EMI, agency theory and stuff

A few inter-linking points that are swishing around my tiny little mind this Friday evening. First up, a quick thought about EMI. It's a simplistic point, but it does demonstrate that whatever advantages private equity might have as an ownership structure, these surely can't outweigh poor decision-making. Private equity has concentrated ownership, plus, if you buy the Jensen argument, all that debt focuses management minds. But ultimately it's just a different structure. Companies who dislike pressure for corporate governance reform often make the point that good policies and structures don't make good managers, exactly the same is true even when the agency problem is in theory reduced under private equity ownership.

Secondly, what does the continuing growth of executive remuneration - apparently unlinked to performance - tell us about agency theory? One could argue that the problem agency theory would lead us to expect in respect of remuneration - managers making out like bandits because they can - has actually got worse since we have actively tried to deal with it. For all the apparent pressure for performance-related rewards, the amounts involved have surged.

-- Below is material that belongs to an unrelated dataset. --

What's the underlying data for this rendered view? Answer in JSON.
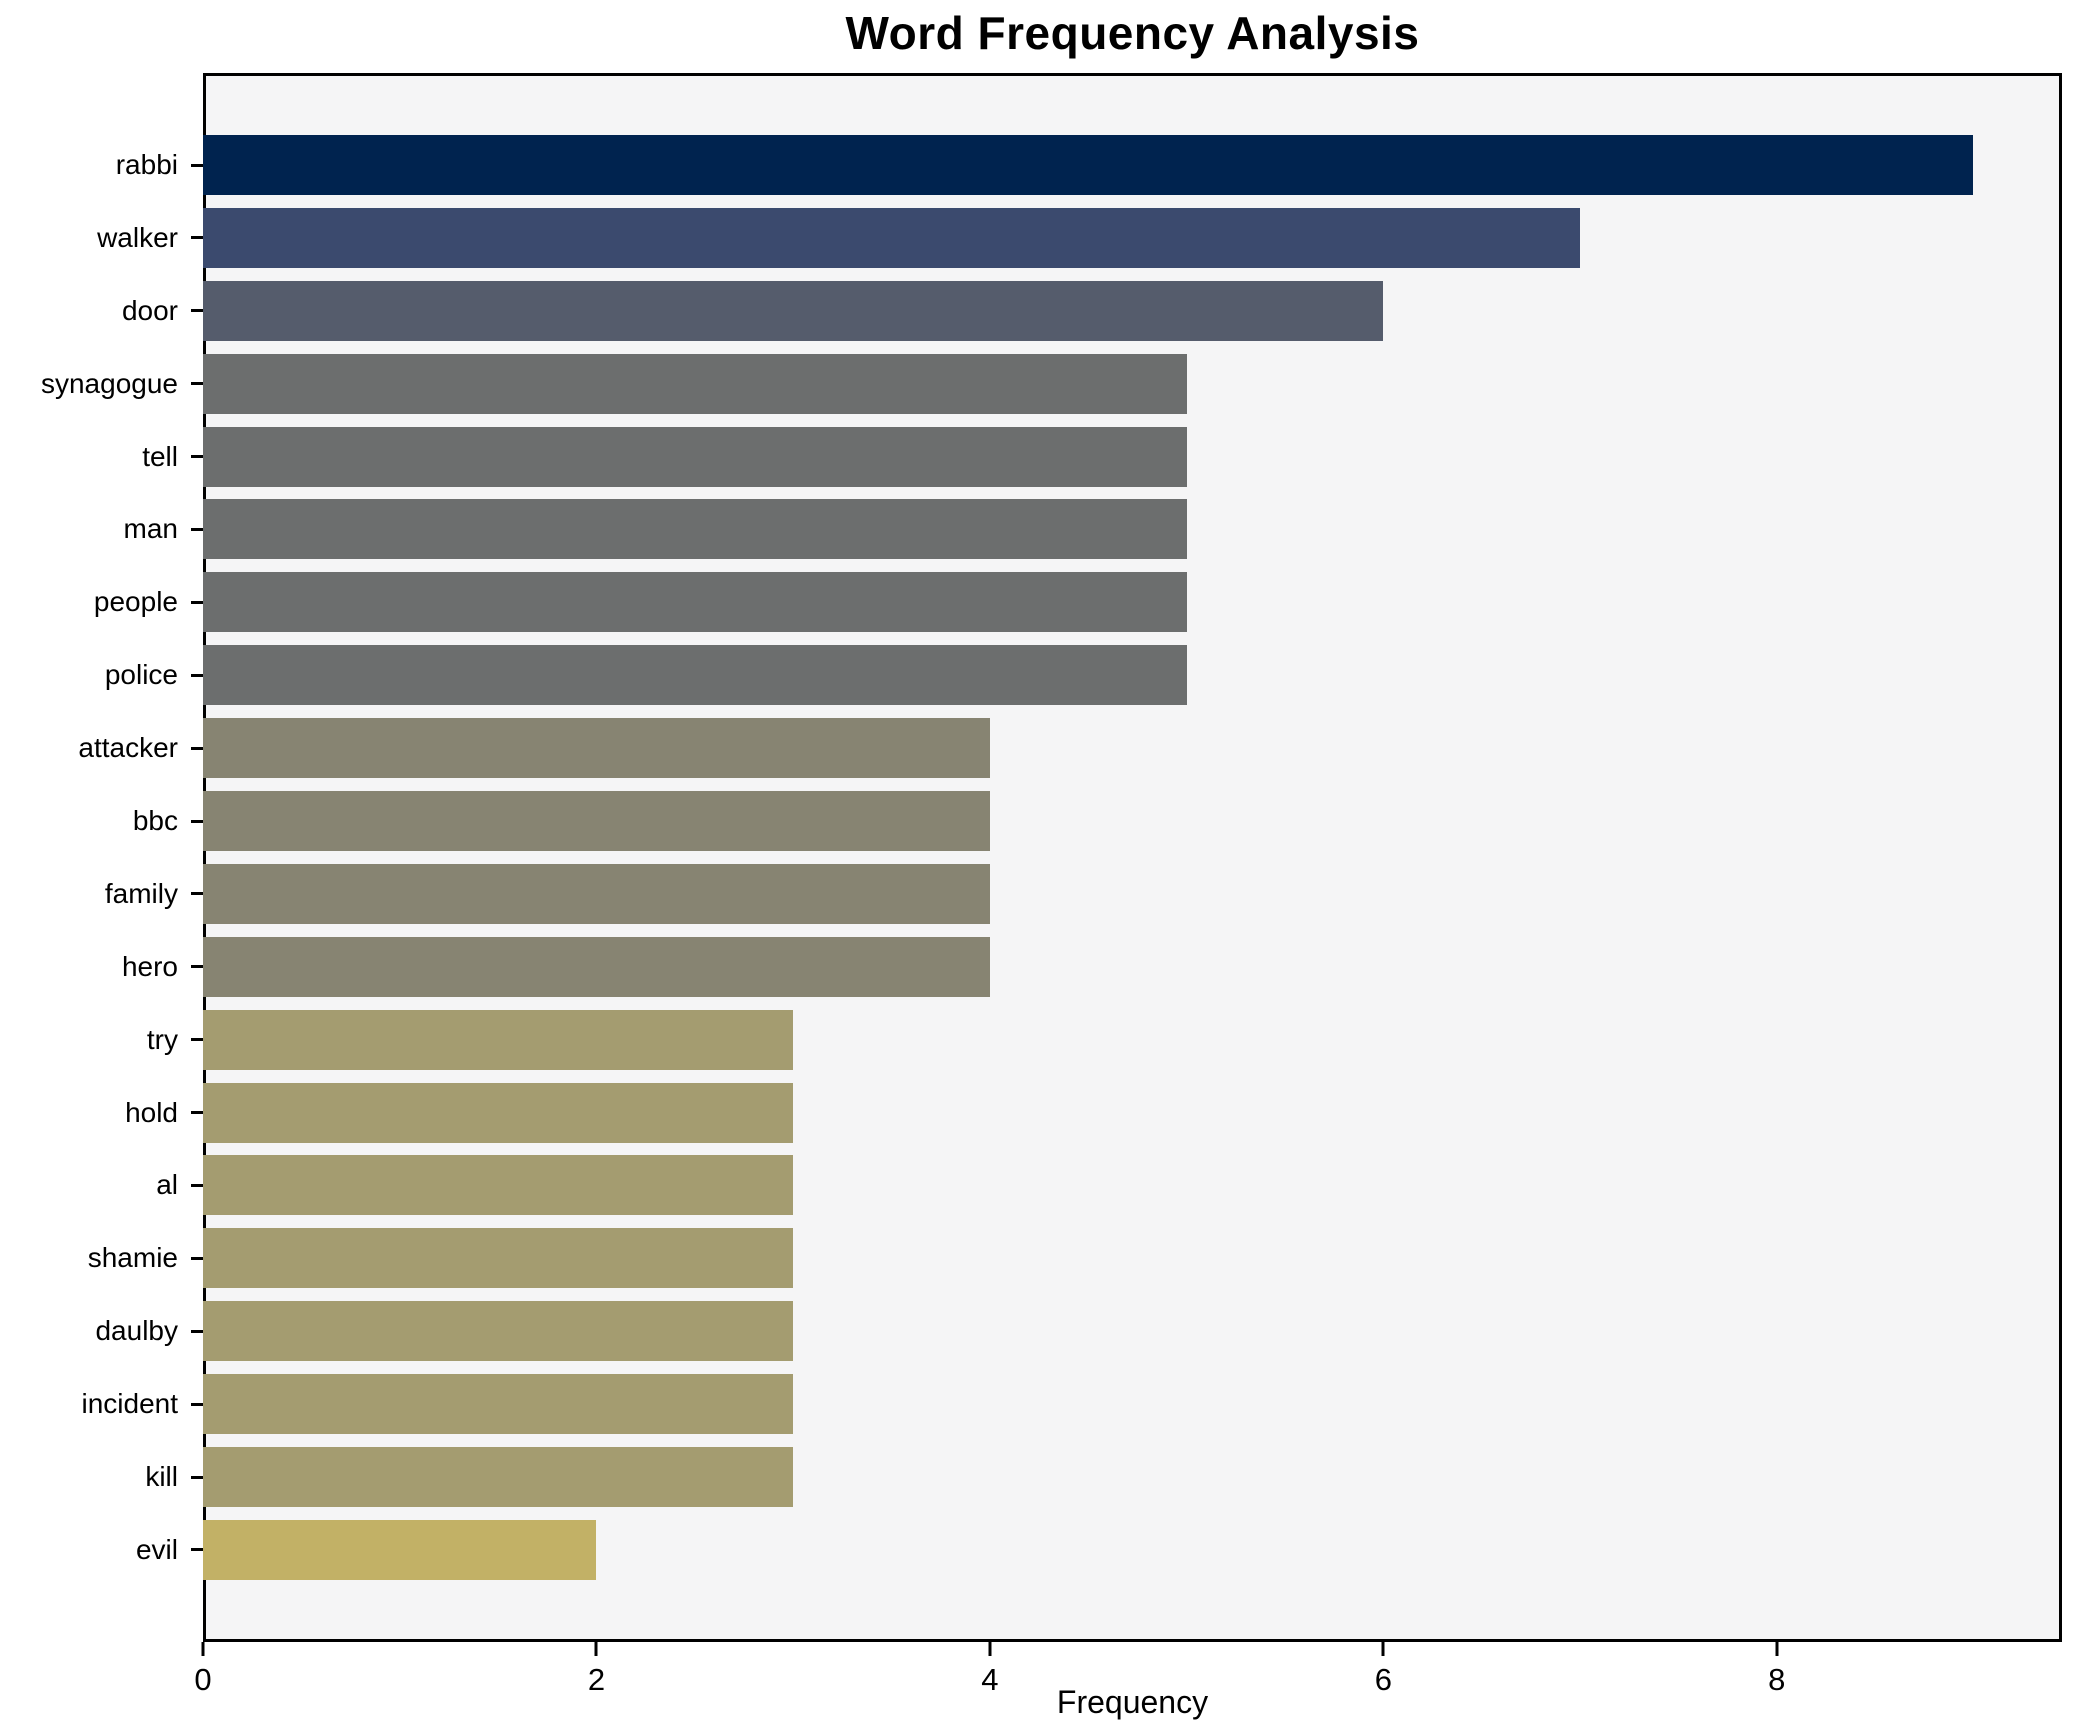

Does this mean that we've misapplied agency theory? Possibly (and I would certainly question - for different reasons - whether performance-related rewards actually deliver for the notional 'principals') but perhaps it has ben poorly applied mainly in the sense that we've been looking in the wrong place. After all, fund managers are agents too. And they are both a) judged on short-term timescales themselves and b) paid highly. So wouldn't executive remuneration arrangements that reinforce the idea that high rewards are necessary and encourage a focus on short-term results be what we expect them to promote? Just asking, like.

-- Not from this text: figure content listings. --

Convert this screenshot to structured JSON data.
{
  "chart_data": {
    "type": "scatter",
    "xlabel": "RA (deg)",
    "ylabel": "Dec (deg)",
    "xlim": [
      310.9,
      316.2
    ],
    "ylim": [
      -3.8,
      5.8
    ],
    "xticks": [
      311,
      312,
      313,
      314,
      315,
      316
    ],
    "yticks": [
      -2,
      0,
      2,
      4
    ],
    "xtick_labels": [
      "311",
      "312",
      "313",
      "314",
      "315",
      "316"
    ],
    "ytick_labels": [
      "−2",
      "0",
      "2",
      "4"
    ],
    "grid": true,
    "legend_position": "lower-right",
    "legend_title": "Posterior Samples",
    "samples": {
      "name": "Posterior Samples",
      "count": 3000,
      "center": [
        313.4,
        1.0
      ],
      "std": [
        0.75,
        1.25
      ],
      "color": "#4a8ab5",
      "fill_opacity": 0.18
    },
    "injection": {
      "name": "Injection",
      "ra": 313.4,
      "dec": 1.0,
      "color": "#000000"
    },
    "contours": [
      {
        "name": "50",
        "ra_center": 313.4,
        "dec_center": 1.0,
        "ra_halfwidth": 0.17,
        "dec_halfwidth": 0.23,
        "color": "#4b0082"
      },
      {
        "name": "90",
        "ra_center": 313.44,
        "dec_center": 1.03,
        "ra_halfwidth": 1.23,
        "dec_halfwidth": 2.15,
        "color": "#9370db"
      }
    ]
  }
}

Finally, in a similar vein, recent events lead me to query the theoretical framework I was previously quite impressed by which is laid out in Political Power and Corporate Control. The argument is broadly that there are three core constituencies in governance - investors, managers and employees - and depending on their relative strengths they will tend to ally in certain combinations. So in a country like Germany where employees have to some extent shared interests with management because of the governance structures, they will tend to ally against investors. Whereas in a country like the US where both employees an investors are shut out of power in governance they ally against management (think of the extent of union involvement in shareholder activism there).

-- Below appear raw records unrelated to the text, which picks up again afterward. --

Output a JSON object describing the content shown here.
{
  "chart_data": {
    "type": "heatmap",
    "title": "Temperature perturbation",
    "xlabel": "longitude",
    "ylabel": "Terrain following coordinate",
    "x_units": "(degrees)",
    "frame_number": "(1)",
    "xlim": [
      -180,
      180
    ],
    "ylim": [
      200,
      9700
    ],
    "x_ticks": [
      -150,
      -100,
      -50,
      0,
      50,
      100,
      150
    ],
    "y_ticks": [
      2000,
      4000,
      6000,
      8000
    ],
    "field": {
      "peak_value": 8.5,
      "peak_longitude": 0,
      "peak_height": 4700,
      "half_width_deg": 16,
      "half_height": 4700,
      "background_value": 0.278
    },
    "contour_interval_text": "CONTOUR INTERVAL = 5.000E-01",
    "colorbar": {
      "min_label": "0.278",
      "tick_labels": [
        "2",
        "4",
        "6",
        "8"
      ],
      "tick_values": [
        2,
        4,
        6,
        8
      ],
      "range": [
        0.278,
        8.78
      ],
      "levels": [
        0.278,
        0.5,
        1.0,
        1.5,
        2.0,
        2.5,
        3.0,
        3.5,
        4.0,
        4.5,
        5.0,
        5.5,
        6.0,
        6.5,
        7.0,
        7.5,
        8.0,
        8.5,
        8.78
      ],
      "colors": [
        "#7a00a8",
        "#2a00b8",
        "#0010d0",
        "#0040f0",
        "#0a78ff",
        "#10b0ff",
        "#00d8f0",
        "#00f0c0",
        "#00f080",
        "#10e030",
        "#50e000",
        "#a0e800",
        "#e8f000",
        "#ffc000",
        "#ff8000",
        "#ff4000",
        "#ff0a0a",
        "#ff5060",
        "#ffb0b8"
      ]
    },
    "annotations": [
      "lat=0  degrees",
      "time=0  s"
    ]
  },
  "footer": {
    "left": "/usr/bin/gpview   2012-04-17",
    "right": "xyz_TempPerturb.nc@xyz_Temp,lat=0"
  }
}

So far so good, but then in these terms the UK ought to develop along the same lines as the US. Yet in reality examples like Cadbury demonstrate that actually management and employees often seem to find common cause against investors (though it didn't come to much in that case). Perhaps it's partly because labour still has some residual strength within companies. Perhaps I'm simplifying too much, and labour is beginning to see the possibility of allying with investors. Or maybe the framework needs to be applied a bit differently. But it doesn't seem to quite fit the UK in my opinion.